Implement minimal RLE encode/decode with max run K
Company: Liftoff
Role: Software Engineer
Category: Coding & Algorithms
Difficulty: medium
Interview Round: Technical Screen
You are given a run-length encoding (RLE) format that compresses a string by grouping **consecutive repetitions of a short substring**.
## Encoding format
An encoded string is a concatenation of **tokens**. Each token has the form:
- `<count><pattern>`
- `count` is a positive integer written in base-10 (may be multiple digits, no `+` sign).
- `pattern` is a non-empty string of lowercase letters `a-z`.
- The decoded expansion of the token is `pattern` repeated `count` times.
Tokens are concatenated directly. Since digits appear only in `count` and `pattern` contains only letters, boundaries are determined by digit vs. letter transitions.
### Example
`"2aab3ab"` decodes to `"aab" + "aab" + "ab" + "ab" + "ab"` = `"aabaabababab"`.
## Task A — Decode
Implement:
- `decode(encoded: str) -> str`
Given a valid encoded string, return the decoded original string.
## Task B — Encode (optimized)
Implement:
- `encode(s: str, K: int) -> str`
You must produce an encoded string that decodes to exactly `s`, under the constraint:
- Every `pattern` used in any token must have length **≤ K**.
Among all valid encodings, return one with **minimum total encoded length** (fewest characters in the encoded string).
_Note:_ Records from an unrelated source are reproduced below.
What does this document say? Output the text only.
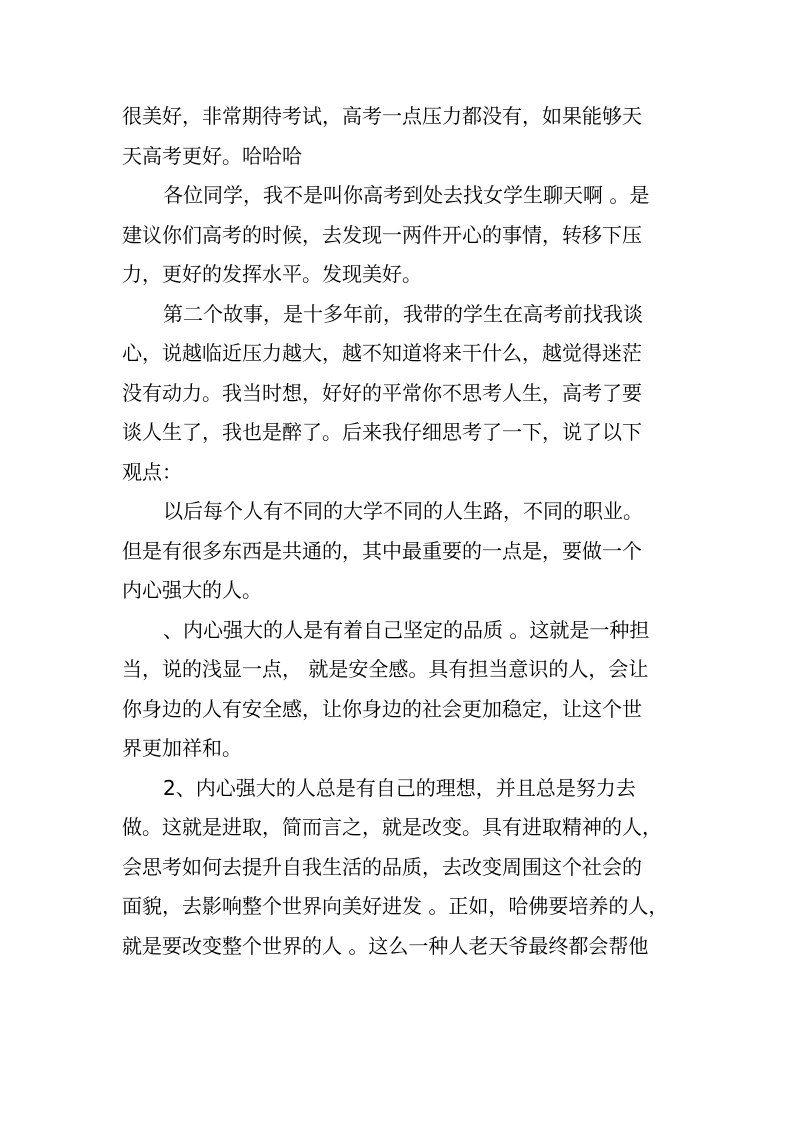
很美好，非常期待考试，高考一点压力都没有，如果能够天
天高考更好。哈哈哈
各位同学，我不是叫你高考到处去找女学生聊天啊 。是
建议你们高考的时候，去发现一两件开心的事情，转移下压
力，更好的发挥水平。发现美好。
第二个故事，是十多年前，我带的学生在高考前找我谈
心，说越临近压力越大，越不知道将来干什么，越觉得迷茫
没有动力。我当时想，好好的平常你不思考人生，高考了要
谈人生了，我也是醉了。后来我仔细思考了一下，说了以下
观点：
以后每个人有不同的大学不同的人生路，不同的职业。
但是有很多东西是共通的，其中最重要的一点是，要做一个
内心强大的人。
、内心强大的人是有着自己坚定的品质 。这就是一种担
当，说的浅显一点， 就是安全感。具有担当意识的人，会让
你身边的人有安全感，让你身边的社会更加稳定，让这个世
界更加祥和。
2、内心强大的人总是有自己的理想，并且总是努力去
做。这就是进取，简而言之，就是改变。具有进取精神的人，
会思考如何去提升自我生活的品质，去改变周围这个社会的
面貌，去影响整个世界向美好进发 。正如，哈佛要培养的人，
就是要改变整个世界的人 。这么一种人老天爷最终都会帮他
If multiple shortest encodings exist, you may return any one.
### Example
For `s = "aabaabababab"`, `K = 3`, one shortest encoding is:
- `"2aab3ab"`
because it represents `2 * "aab"` followed by `3 * "ab"`, and each pattern length is ≤ 3.
## Notes / Constraints
- `s` contains only lowercase letters `a-z`.
- `1 ≤ K ≤ len(s)`.
- `count` can be larger than 9 (multi-digit).
- Your encoding must use only the token format above; i.e., you cannot emit raw uncounted literals.
Quick Answer: This question evaluates proficiency in string parsing and compression techniques, specifically run-length encoding/decoding, pattern detection, and algorithmic optimization for producing minimal-length encodings under a maximum pattern length constraint.
Decode RLE Tokens
Decode a valid string made of tokens <count><pattern>, where count is a positive integer and pattern is one or more lowercase letters up to the next digit or end of string.
Constraints
- encoded is valid
- patterns contain lowercase letters only
Examples
Input: ('2aab3ab',)
Expected Output: 'aabaabababab'
Input: ('10a',)
Expected Output: 'aaaaaaaaaa'
Input: ('1abc2d',)
Expected Output: 'abcdd'
Hints
- Digit runs start counts; letter runs form patterns.
Minimum-Length RLE Encoding with Max Pattern Length
Return a shortest encoded string that decodes to s, where every token pattern has length at most K. If several shortest encodings exist, return the lexicographically smallest encoded string.
Constraints
- s contains lowercase letters
- 1 <= K <= len(s)
Examples
Input: ('aabaabababab', 3)
Expected Output: '2aab3ab'
Input: ('aaaaa', 2)
Expected Output: '5a'
Input: ('abc', 1)
Expected Output: '1a1b1c'
Input: ('abababx', 2)
Expected Output: '3ab1x'
Hints
- Use dynamic programming over the start index.
- Try each pattern length and repeat count that matches the remaining suffix.